When Sonam Wangchuk — the soft-spoken Ladakhi innovator turned fierce environmental voice — was locked away under the National Security Act, the legal battle to free him was always going to be messy. But few could have predicted just how drawn out and frustrating that fight would become. On Monday, March 10, India’s Supreme Court once again postponed hearing the habeas corpus petition challenging his detention, pushing it to March 17. For Wangchuk’s family, supporters, and the broader public watching this case unfold, it was yet another week of waiting — and the silence from the bench was loud enough to echo across the country.
The petition before the court has been filed by Wangchuk’s wife, Dr Gitanjali Angmo. It is a deeply personal battle — a woman going through the country’s highest constitutional institution to demand that her husband’s imprisonment be declared unlawful. The plea specifically seeks to have his preventive detention under the National Security Act, 1980, struck down as illegal. But the matter has been moving at a pace that many find troubling, given the stakes involved.
The adjournment on Monday came about because Solicitor General Tushar Mehta, who represents the Union government, was unwell and absent from court. Additional Solicitor General KM Nataraj informed the bench of this, and the two-judge bench — comprising Justice Aravind Kumar and Justice PB Varale — agreed to reschedule the hearing. On the surface, it is a procedural matter. Government lawyers fall ill. Courts accommodate such realities. But it stings particularly hard here because this is not the first postponement. Just two weeks earlier, on February 26, the matter had similarly been adjourned — and at that point, the court had explicitly said it would reserve the matter for a final judgment at the very next sitting.
That promise has now been pushed back by another week.
Senior Advocate Kapil Sibal, who is arguing on behalf of Dr Angmo, chose not to make any lengthy legal objection when told of the delay. But he did say something quietly powerful. He remarked, in an oral observation, that this repeated deferral was sending a “wrong signal” across the nation. It was a restrained remark, but the weight behind it was unmistakable.
What makes the legal battle particularly compelling is the core of what Sibal has been arguing before the bench. His central contention is that Wangchuk’s detention is built on a foundation of facts that simply do not exist. According to him, the detention order attributed to Wangchuk a series of highly inflammatory statements — including that he allegedly wanted to “overthrow” the government. But when the Union itself placed on record the translated versions of Wangchuk’s speeches, those specific statements were nowhere to be found.
In other words, Sibal argues, the government locked a man up based on things he never actually said.
This discrepancy did not go unnoticed by the court itself. During an earlier round of arguments, the bench asked pointed questions about the translation accuracy. Justice Aravind Kumar made a telling observation — that in the age of artificial intelligence, translation tools carry an accuracy rate of around 98%, making significant translation errors difficult to justify. Justice Varale went a step further, remarking that the translation of Wangchuk’s words should carry no trace of malice. Following these observations, the bench had directed the Union government to place authentic translations of the speeches on record — the very issue Solicitor General Mehta had intended to address before his illness intervened.

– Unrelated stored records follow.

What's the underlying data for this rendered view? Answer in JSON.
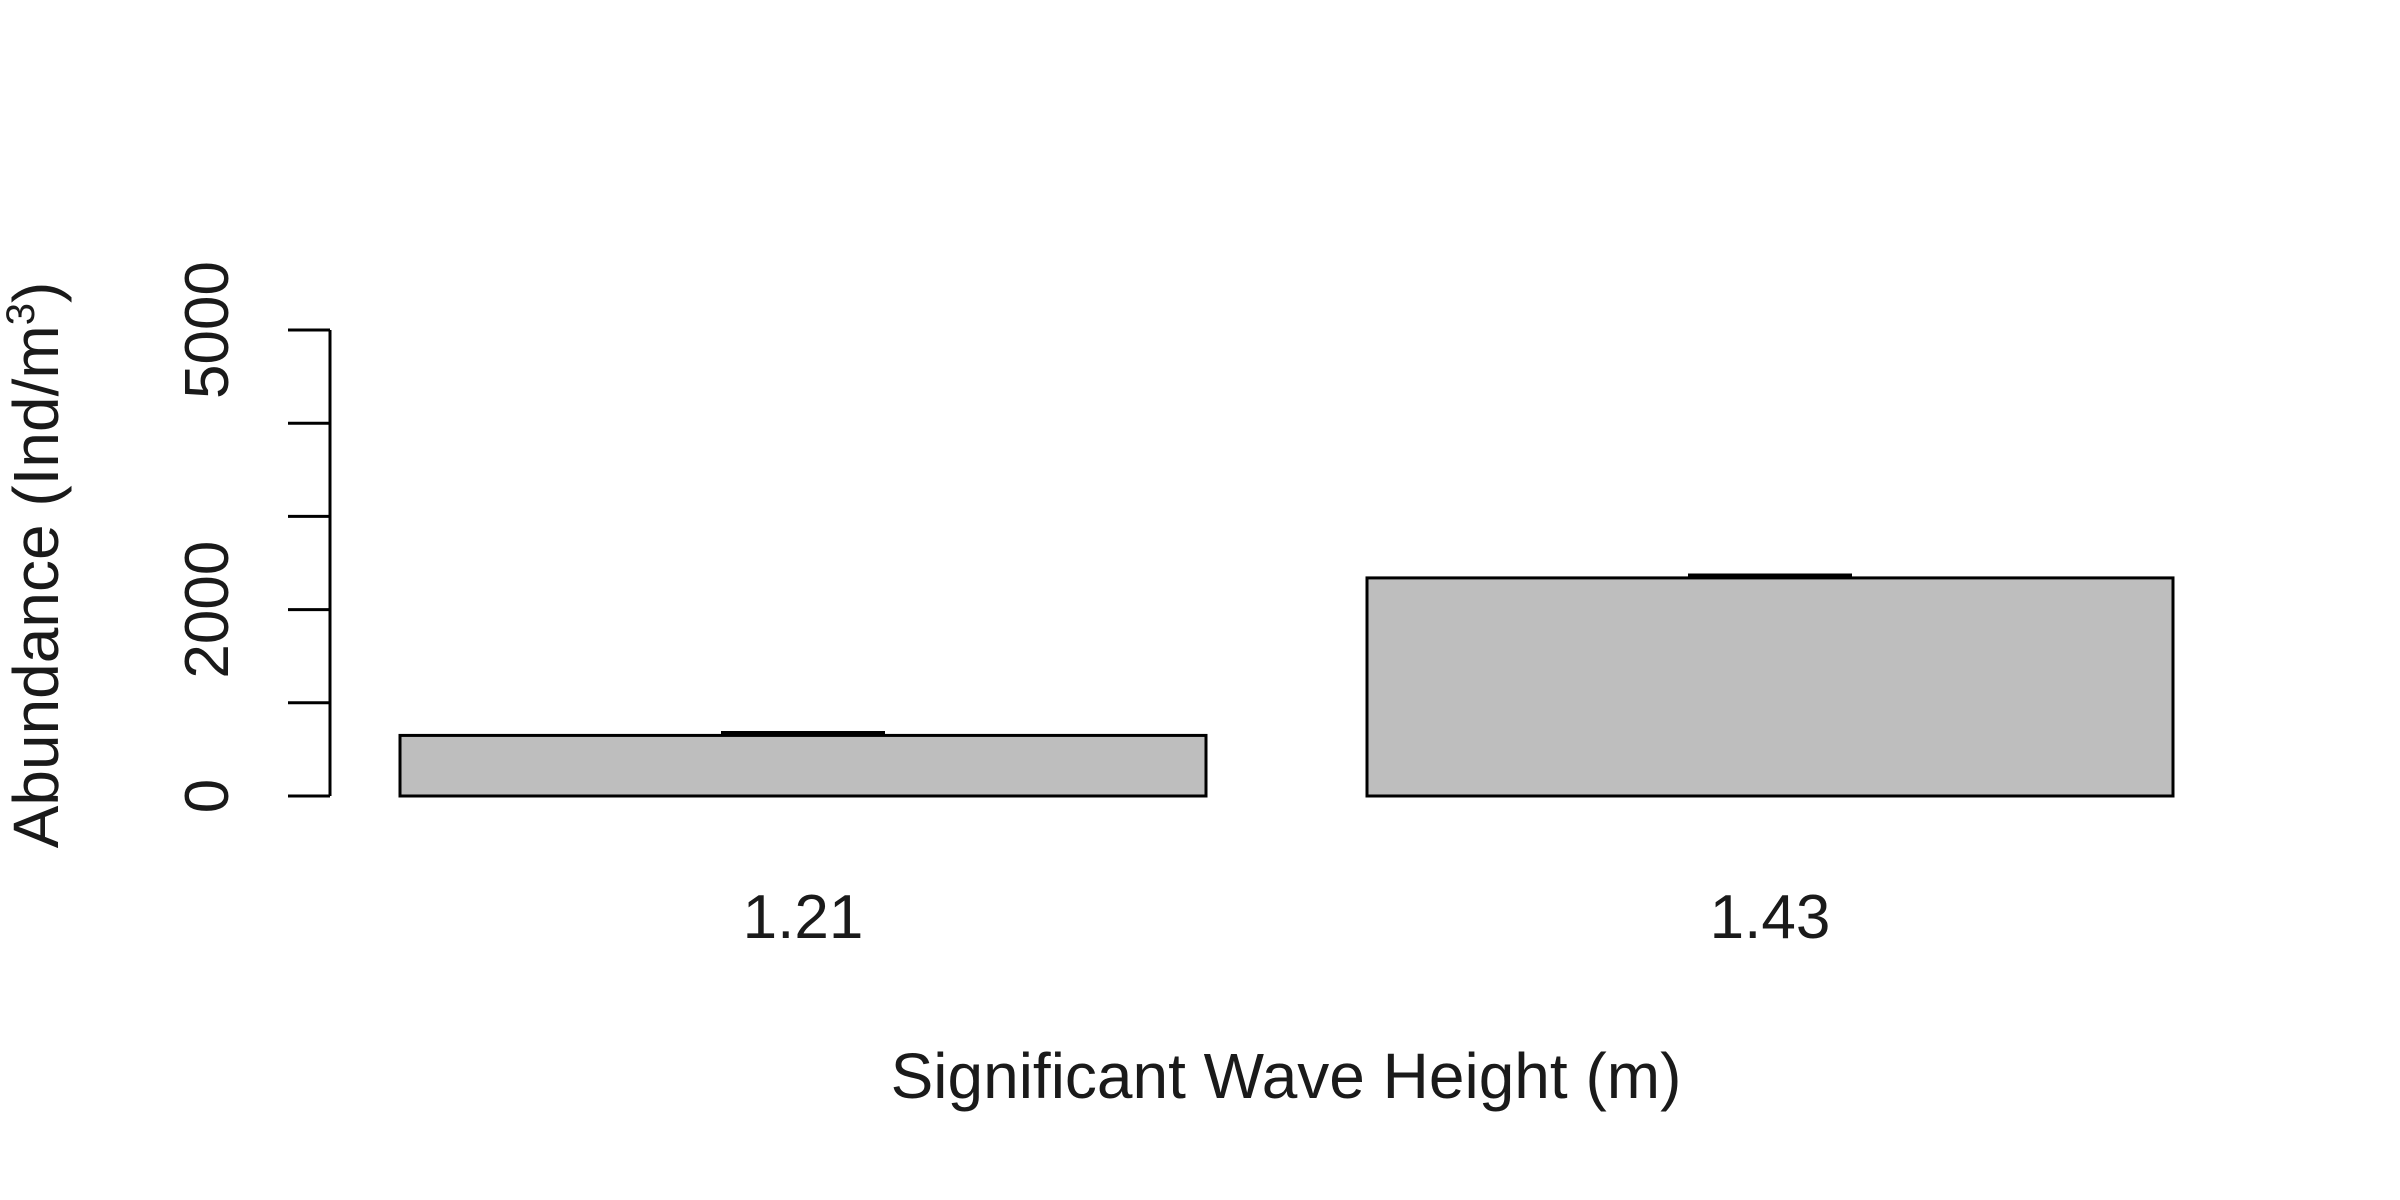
{
  "chart_data": {
    "type": "bar",
    "categories": [
      "1.21",
      "1.43"
    ],
    "values": [
      650,
      2340
    ],
    "error_upper": [
      670,
      2360
    ],
    "yticks": [
      0,
      1000,
      2000,
      3000,
      4000,
      5000
    ],
    "ytick_labels": [
      "0",
      "",
      "2000",
      "",
      "",
      "5000"
    ],
    "ylim": [
      0,
      5000
    ],
    "xlabel": "Significant Wave Height (m)",
    "ylabel_prefix": "Abundance (Ind/m",
    "ylabel_superscript": "3",
    "ylabel_suffix": ")",
    "bar_color": "#bebebe",
    "grid": false
  }
}
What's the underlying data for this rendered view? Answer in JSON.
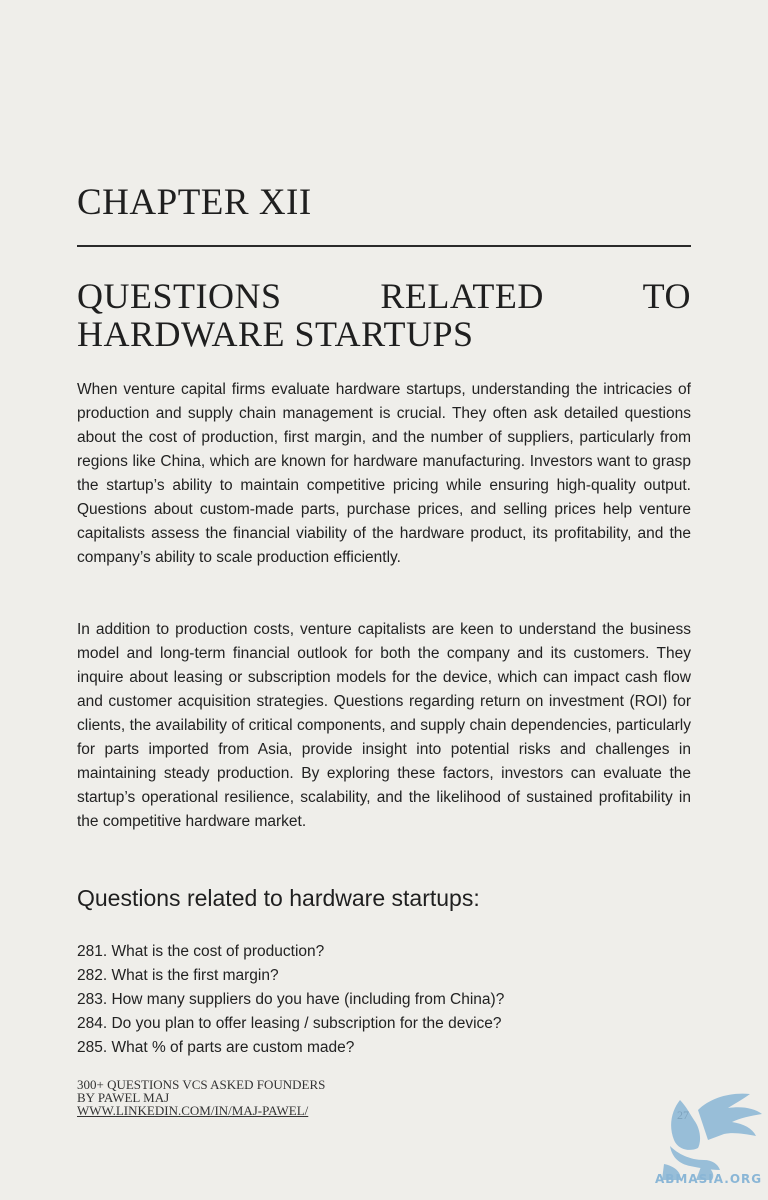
{
  "chapter": {
    "label": "CHAPTER XII",
    "title_line1_words": [
      "QUESTIONS",
      "RELATED",
      "TO"
    ],
    "title_line2": "HARDWARE STARTUPS"
  },
  "paragraphs": [
    "When venture capital firms evaluate hardware startups, understanding the intricacies of production and supply chain management is crucial. They often ask detailed questions about the cost of production, first margin, and the number of suppliers, particularly from regions like China, which are known for hardware manufacturing. Investors want to grasp the startup’s ability to maintain competitive pricing while ensuring high-quality output. Questions about custom-made parts, purchase prices, and selling prices help venture capitalists assess the financial viability of the hardware product, its profitability, and the company’s ability to scale production efficiently.",
    "In addition to production costs, venture capitalists are keen to understand the business model and long-term financial outlook for both the company and its customers. They inquire about leasing or subscription models for the device, which can impact cash flow and customer acquisition strategies. Questions regarding return on investment (ROI) for clients, the availability of critical components, and supply chain dependencies, particularly for parts imported from Asia, provide insight into potential risks and challenges in maintaining steady production. By exploring these factors, investors can evaluate the startup’s operational resilience, scalability, and the likelihood of sustained profitability in the competitive hardware market."
  ],
  "subheading": "Questions related to hardware startups:",
  "questions": [
    "281. What is the cost of production?",
    "282. What is the first margin?",
    "283. How many suppliers do you have (including from China)?",
    "284. Do you plan to offer leasing / subscription for the device?",
    "285. What % of parts are custom made?"
  ],
  "footer": {
    "line1": "300+ Questions VCs Asked Founders",
    "line2": "by Pawel Maj",
    "link": "www.linkedin.com/in/maj-pawel/"
  },
  "page_number": "27",
  "watermark": {
    "text": "ABMASIA.ORG",
    "color": "#8ab6d6"
  }
}
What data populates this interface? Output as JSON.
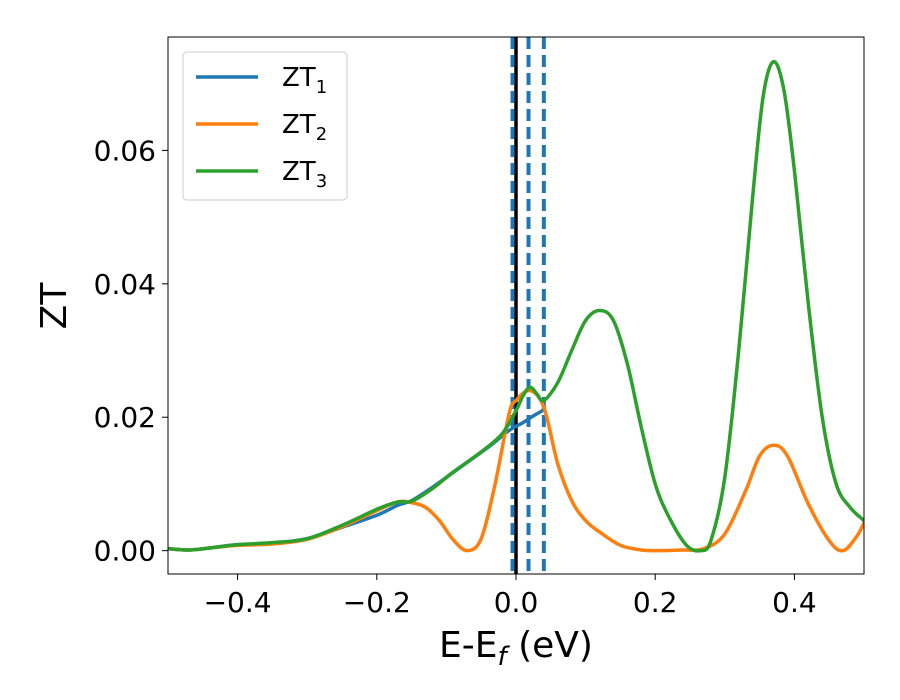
{
  "chart_data": {
    "type": "line",
    "xlabel": "E-E",
    "xlabel_sub": "f",
    "xlabel_unit": " (eV)",
    "ylabel": "ZT",
    "xlim": [
      -0.5,
      0.5
    ],
    "ylim": [
      -0.0035,
      0.077
    ],
    "xticks": [
      -0.4,
      -0.2,
      0.0,
      0.2,
      0.4
    ],
    "xtick_labels": [
      "−0.4",
      "−0.2",
      "0.0",
      "0.2",
      "0.4"
    ],
    "yticks": [
      0.0,
      0.02,
      0.04,
      0.06
    ],
    "ytick_labels": [
      "0.00",
      "0.02",
      "0.04",
      "0.06"
    ],
    "grid": false,
    "legend_position": "top-left",
    "vertical_lines": [
      {
        "x": 0.0,
        "style": "solid",
        "color": "#000000"
      },
      {
        "x": -0.005,
        "style": "dashed",
        "color": "#1f77b4"
      },
      {
        "x": 0.018,
        "style": "dashed",
        "color": "#1f77b4"
      },
      {
        "x": 0.04,
        "style": "dashed",
        "color": "#1f77b4"
      }
    ],
    "series": [
      {
        "name": "ZT",
        "name_sub": "1",
        "color": "#1f77b4",
        "points": [
          [
            -0.5,
            0.0003
          ],
          [
            -0.47,
            0.0001
          ],
          [
            -0.44,
            0.0004
          ],
          [
            -0.4,
            0.0009
          ],
          [
            -0.35,
            0.0011
          ],
          [
            -0.3,
            0.0018
          ],
          [
            -0.25,
            0.0035
          ],
          [
            -0.2,
            0.0053
          ],
          [
            -0.17,
            0.0068
          ],
          [
            -0.15,
            0.0075
          ],
          [
            -0.12,
            0.0095
          ],
          [
            -0.08,
            0.0125
          ],
          [
            -0.04,
            0.0155
          ],
          [
            -0.01,
            0.018
          ],
          [
            0.01,
            0.0192
          ],
          [
            0.025,
            0.0202
          ],
          [
            0.04,
            0.0211
          ]
        ]
      },
      {
        "name": "ZT",
        "name_sub": "2",
        "color": "#ff7f0e",
        "points": [
          [
            -0.5,
            0.0003
          ],
          [
            -0.47,
            0.0001
          ],
          [
            -0.44,
            0.0004
          ],
          [
            -0.4,
            0.0008
          ],
          [
            -0.35,
            0.001
          ],
          [
            -0.3,
            0.0017
          ],
          [
            -0.25,
            0.0036
          ],
          [
            -0.2,
            0.006
          ],
          [
            -0.17,
            0.0073
          ],
          [
            -0.15,
            0.0072
          ],
          [
            -0.13,
            0.0065
          ],
          [
            -0.11,
            0.0045
          ],
          [
            -0.09,
            0.0016
          ],
          [
            -0.07,
            0.0
          ],
          [
            -0.05,
            0.0018
          ],
          [
            -0.03,
            0.01
          ],
          [
            -0.01,
            0.0205
          ],
          [
            0.0,
            0.0225
          ],
          [
            0.02,
            0.024
          ],
          [
            0.04,
            0.0215
          ],
          [
            0.06,
            0.013
          ],
          [
            0.08,
            0.0075
          ],
          [
            0.1,
            0.0045
          ],
          [
            0.12,
            0.0028
          ],
          [
            0.15,
            0.0008
          ],
          [
            0.18,
            0.0001
          ],
          [
            0.2,
            0.0
          ],
          [
            0.24,
            0.0001
          ],
          [
            0.27,
            0.0003
          ],
          [
            0.3,
            0.0025
          ],
          [
            0.33,
            0.009
          ],
          [
            0.35,
            0.0142
          ],
          [
            0.37,
            0.0158
          ],
          [
            0.39,
            0.0142
          ],
          [
            0.42,
            0.007
          ],
          [
            0.45,
            0.0015
          ],
          [
            0.47,
            0.0
          ],
          [
            0.49,
            0.0022
          ],
          [
            0.5,
            0.0042
          ]
        ]
      },
      {
        "name": "ZT",
        "name_sub": "3",
        "color": "#2ca02c",
        "points": [
          [
            -0.5,
            0.0003
          ],
          [
            -0.47,
            0.0001
          ],
          [
            -0.44,
            0.0004
          ],
          [
            -0.4,
            0.0009
          ],
          [
            -0.35,
            0.0012
          ],
          [
            -0.3,
            0.0018
          ],
          [
            -0.25,
            0.0038
          ],
          [
            -0.2,
            0.0062
          ],
          [
            -0.17,
            0.0073
          ],
          [
            -0.15,
            0.0074
          ],
          [
            -0.12,
            0.0093
          ],
          [
            -0.09,
            0.0118
          ],
          [
            -0.05,
            0.0148
          ],
          [
            -0.02,
            0.0175
          ],
          [
            0.0,
            0.021
          ],
          [
            0.01,
            0.0232
          ],
          [
            0.02,
            0.0245
          ],
          [
            0.03,
            0.0235
          ],
          [
            0.04,
            0.0225
          ],
          [
            0.06,
            0.0252
          ],
          [
            0.08,
            0.03
          ],
          [
            0.1,
            0.0345
          ],
          [
            0.12,
            0.036
          ],
          [
            0.14,
            0.0345
          ],
          [
            0.16,
            0.028
          ],
          [
            0.18,
            0.0185
          ],
          [
            0.2,
            0.01
          ],
          [
            0.22,
            0.005
          ],
          [
            0.245,
            0.0008
          ],
          [
            0.265,
            0.0
          ],
          [
            0.28,
            0.0015
          ],
          [
            0.3,
            0.011
          ],
          [
            0.32,
            0.03
          ],
          [
            0.34,
            0.053
          ],
          [
            0.355,
            0.068
          ],
          [
            0.37,
            0.0733
          ],
          [
            0.385,
            0.069
          ],
          [
            0.4,
            0.057
          ],
          [
            0.42,
            0.037
          ],
          [
            0.44,
            0.02
          ],
          [
            0.46,
            0.01
          ],
          [
            0.48,
            0.0065
          ],
          [
            0.5,
            0.0045
          ]
        ]
      }
    ]
  }
}
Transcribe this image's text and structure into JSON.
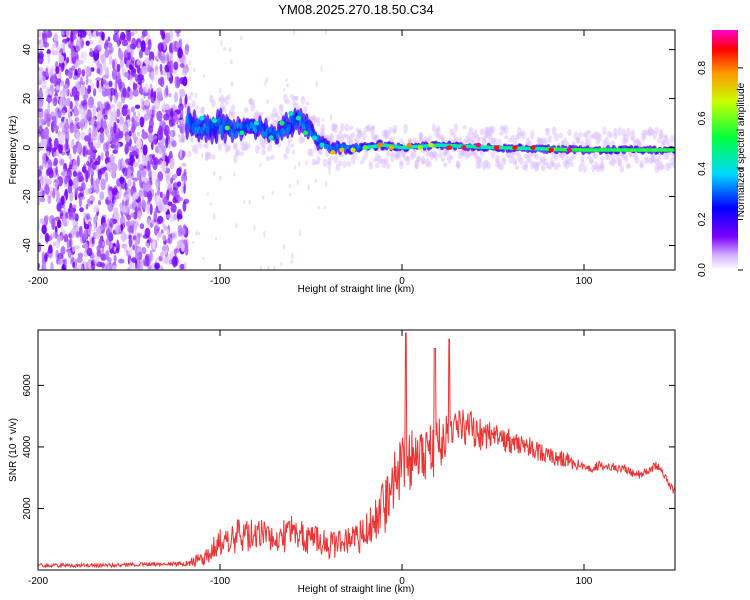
{
  "figure": {
    "title": "YM08.2025.270.18.50.C34"
  },
  "chart_data": [
    {
      "type": "heatmap",
      "title": "YM08.2025.270.18.50.C34",
      "xlabel": "Height of straight line (km)",
      "ylabel": "Frequency (Hz)",
      "xlim": [
        -200,
        150
      ],
      "ylim": [
        -50,
        48
      ],
      "xticks": [
        -200,
        -100,
        0,
        100
      ],
      "xtick_labels": [
        "-200",
        "-100",
        "0",
        "100"
      ],
      "yticks": [
        -40,
        -20,
        0,
        20,
        40
      ],
      "ytick_labels": [
        "-40",
        "-20",
        "0",
        "20",
        "40"
      ],
      "colorbar": {
        "label": "Normalized spectral amplitude",
        "range": [
          0,
          0.95
        ],
        "ticks": [
          0,
          0.2,
          0.4,
          0.6,
          0.8
        ],
        "tick_labels": [
          "0.0",
          "0.2",
          "0.4",
          "0.6",
          "0.8"
        ]
      },
      "regions": [
        {
          "name": "noise",
          "x_range": [
            -200,
            -118
          ],
          "freq_range": [
            -50,
            48
          ],
          "amplitude": 0.08
        },
        {
          "name": "signal-band",
          "x_range": [
            -118,
            150
          ],
          "amplitude_range": [
            0.1,
            0.9
          ]
        }
      ],
      "center_frequency": {
        "x": [
          -118,
          -110,
          -100,
          -90,
          -80,
          -70,
          -60,
          -55,
          -50,
          -45,
          -40,
          -30,
          -20,
          -10,
          0,
          20,
          50,
          100,
          150
        ],
        "freq": [
          10,
          8,
          9,
          7,
          8,
          6,
          10,
          12,
          6,
          2,
          0,
          0,
          0,
          1,
          0,
          1,
          0,
          -1,
          -1
        ],
        "half_width": [
          8,
          7,
          8,
          6,
          6,
          5,
          7,
          6,
          5,
          4,
          3,
          3,
          2.5,
          2.5,
          2,
          2,
          2,
          2,
          2
        ]
      }
    },
    {
      "type": "line",
      "xlabel": "Height of straight line (km)",
      "ylabel": "SNR (10 * v/v)",
      "xlim": [
        -200,
        150
      ],
      "ylim": [
        0,
        7800
      ],
      "xticks": [
        -200,
        -100,
        0,
        100
      ],
      "xtick_labels": [
        "-200",
        "-100",
        "0",
        "100"
      ],
      "yticks": [
        2000,
        4000,
        6000
      ],
      "ytick_labels": [
        "2000",
        "4000",
        "6000"
      ],
      "series": [
        {
          "name": "SNR",
          "color": "#ee3333",
          "x": [
            -200,
            -180,
            -160,
            -140,
            -120,
            -110,
            -100,
            -90,
            -80,
            -70,
            -60,
            -50,
            -40,
            -30,
            -20,
            -10,
            0,
            10,
            20,
            30,
            40,
            50,
            60,
            70,
            80,
            90,
            100,
            110,
            120,
            130,
            140,
            150
          ],
          "y": [
            150,
            150,
            150,
            180,
            200,
            350,
            900,
            1100,
            1200,
            1000,
            1200,
            1000,
            800,
            900,
            1200,
            2000,
            3500,
            3600,
            4000,
            4600,
            4500,
            4300,
            4200,
            4000,
            3700,
            3600,
            3300,
            3400,
            3300,
            3100,
            3400,
            2500
          ],
          "noise": [
            60,
            60,
            60,
            60,
            80,
            250,
            450,
            550,
            550,
            500,
            600,
            500,
            450,
            500,
            600,
            900,
            1100,
            900,
            900,
            700,
            600,
            450,
            400,
            350,
            300,
            250,
            180,
            150,
            150,
            150,
            150,
            150
          ],
          "peaks": [
            {
              "x": 2,
              "y": 7700
            },
            {
              "x": 18,
              "y": 7200
            },
            {
              "x": 26,
              "y": 7500
            }
          ]
        }
      ]
    }
  ]
}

The case now carries the weight of more than just one man’s liberty. Sonam Wangchuk is not an obscure figure. He is a celebrated climate activist and innovator, the real-world inspiration behind the character in a beloved Bollywood film, and a tireless voice for Ladakh’s rights and ecological future. His detention under a law designed for serious threats to national security has raised serious questions in public discourse about whether the state is using preventive detention as a tool to silence dissent rather than protect the country.
As the matter stands adjourned until March 17, the question that hangs in the air is simple — and troubling: how long does a man wait for justice while the courts find time?